Quelque chose était enroulé autour de son poignet. La manche déchirée du manteau de Luthar. Il la secoua et la laissa tomber sur les détritus. Elle ne lui était plus d’aucune utilité, désormais. Elle n’avait pas plus servi avant, d’ailleurs ! Ferro, qui s’était rendue au bout de la pièce, inspectait un passage voûté. Logen la rejoignit en se traînant, s’évertuant à rester silencieux.
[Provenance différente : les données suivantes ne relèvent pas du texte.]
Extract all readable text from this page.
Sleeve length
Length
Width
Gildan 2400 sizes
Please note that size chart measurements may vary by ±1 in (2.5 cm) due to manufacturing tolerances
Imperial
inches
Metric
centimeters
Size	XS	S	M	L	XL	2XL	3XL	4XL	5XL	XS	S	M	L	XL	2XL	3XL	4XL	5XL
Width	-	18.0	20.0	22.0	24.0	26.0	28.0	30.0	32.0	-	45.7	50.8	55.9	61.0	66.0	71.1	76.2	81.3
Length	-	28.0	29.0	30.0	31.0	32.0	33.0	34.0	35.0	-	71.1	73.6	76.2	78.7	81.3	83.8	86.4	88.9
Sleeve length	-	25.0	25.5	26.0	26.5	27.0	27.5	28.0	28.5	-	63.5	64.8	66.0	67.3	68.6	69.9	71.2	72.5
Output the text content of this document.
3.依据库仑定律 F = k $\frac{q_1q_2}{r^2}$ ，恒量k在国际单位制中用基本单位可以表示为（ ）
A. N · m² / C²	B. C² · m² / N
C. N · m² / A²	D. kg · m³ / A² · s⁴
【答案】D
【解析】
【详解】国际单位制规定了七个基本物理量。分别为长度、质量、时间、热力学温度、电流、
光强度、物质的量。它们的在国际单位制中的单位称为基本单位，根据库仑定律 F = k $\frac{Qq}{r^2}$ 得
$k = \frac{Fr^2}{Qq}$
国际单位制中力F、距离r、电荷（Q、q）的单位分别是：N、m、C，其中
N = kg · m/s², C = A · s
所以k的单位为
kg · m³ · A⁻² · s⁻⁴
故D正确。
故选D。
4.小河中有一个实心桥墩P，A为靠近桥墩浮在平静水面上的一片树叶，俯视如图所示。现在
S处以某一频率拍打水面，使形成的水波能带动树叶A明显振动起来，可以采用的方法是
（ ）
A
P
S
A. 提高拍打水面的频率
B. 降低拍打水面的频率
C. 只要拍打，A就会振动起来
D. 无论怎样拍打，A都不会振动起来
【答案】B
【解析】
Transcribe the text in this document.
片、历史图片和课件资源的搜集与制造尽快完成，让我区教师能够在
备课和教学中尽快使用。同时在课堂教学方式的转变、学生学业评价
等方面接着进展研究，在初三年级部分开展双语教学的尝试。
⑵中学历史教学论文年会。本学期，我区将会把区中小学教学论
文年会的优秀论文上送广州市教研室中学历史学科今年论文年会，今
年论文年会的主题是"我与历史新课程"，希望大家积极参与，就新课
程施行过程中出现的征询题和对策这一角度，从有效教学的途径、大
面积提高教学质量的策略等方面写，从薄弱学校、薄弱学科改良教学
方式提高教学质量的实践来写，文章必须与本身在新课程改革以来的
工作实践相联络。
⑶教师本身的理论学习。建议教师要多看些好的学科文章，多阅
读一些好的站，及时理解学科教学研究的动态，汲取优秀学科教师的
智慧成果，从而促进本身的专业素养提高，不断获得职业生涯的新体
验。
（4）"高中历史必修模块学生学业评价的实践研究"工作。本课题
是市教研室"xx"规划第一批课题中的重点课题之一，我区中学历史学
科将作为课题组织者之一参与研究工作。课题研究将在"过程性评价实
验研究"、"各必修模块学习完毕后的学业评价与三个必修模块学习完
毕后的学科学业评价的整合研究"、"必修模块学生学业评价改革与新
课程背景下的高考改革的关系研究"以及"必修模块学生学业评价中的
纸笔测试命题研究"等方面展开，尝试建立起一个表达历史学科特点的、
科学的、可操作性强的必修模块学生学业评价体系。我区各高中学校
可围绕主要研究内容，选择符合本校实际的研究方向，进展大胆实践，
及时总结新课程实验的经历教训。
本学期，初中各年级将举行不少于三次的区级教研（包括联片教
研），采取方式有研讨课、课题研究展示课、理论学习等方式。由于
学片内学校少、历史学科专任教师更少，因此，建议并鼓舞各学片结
« Et les autres ? » murmura-t-il. Ferro haussa les épaules. « Ils s’en sont peut-être sortis ! » avança-t-il, plein d’espoir. Elle le foudroya du regard, un sourcil arqué. Avec un tressaillement, Logen berça son bras meurtri. Elle avait raison. Pour le moment, ils étaient les deux seuls survivants. C’était leur seule certitude, et ils risquaient d’attendre longtemps avant de pouvoir espérer mieux.

« Par ici », chuchota Ferro en lui indiquant les ténèbres.

Il plissa les yeux pour observer le passage obscur. Sa gorge se serra. Il détestait les souterrains, il ne supportait pas cette masse de roche et de terre qui risquait de s’effondrer à tout moment. En outre, ils ne possédaient pas même une torche. Et il faisait noir comme dans un four, sans parler du manque d’air ! Ils n’avaient aucune idée de la distance à parcourir, ni de la direction à prendre. Il jeta un coup d’œil soupçonneux sur l’arche de pierre qui le surplombait et déglutit. Les tunnels étaient des endroits réservés aux Shankas et aux morts. Lui n’appartenait à aucune de ces catégories et n’avait pas très envie d’en croiser, surtout ici. « Tu es sûre ? ‘

- Quoi ? T’as peur du noir ?

- À choisir, je préférerais y voir.

- Parce que tu crois qu’on a le choix ? railla Ferro. Reste, si tu veux. Avec un peu de chance, une autre bande de cinglés viendra se balader dans le coin, d’ici un siècle ou deux ! Tu t’intégreras parfaitement dans le tableau ! »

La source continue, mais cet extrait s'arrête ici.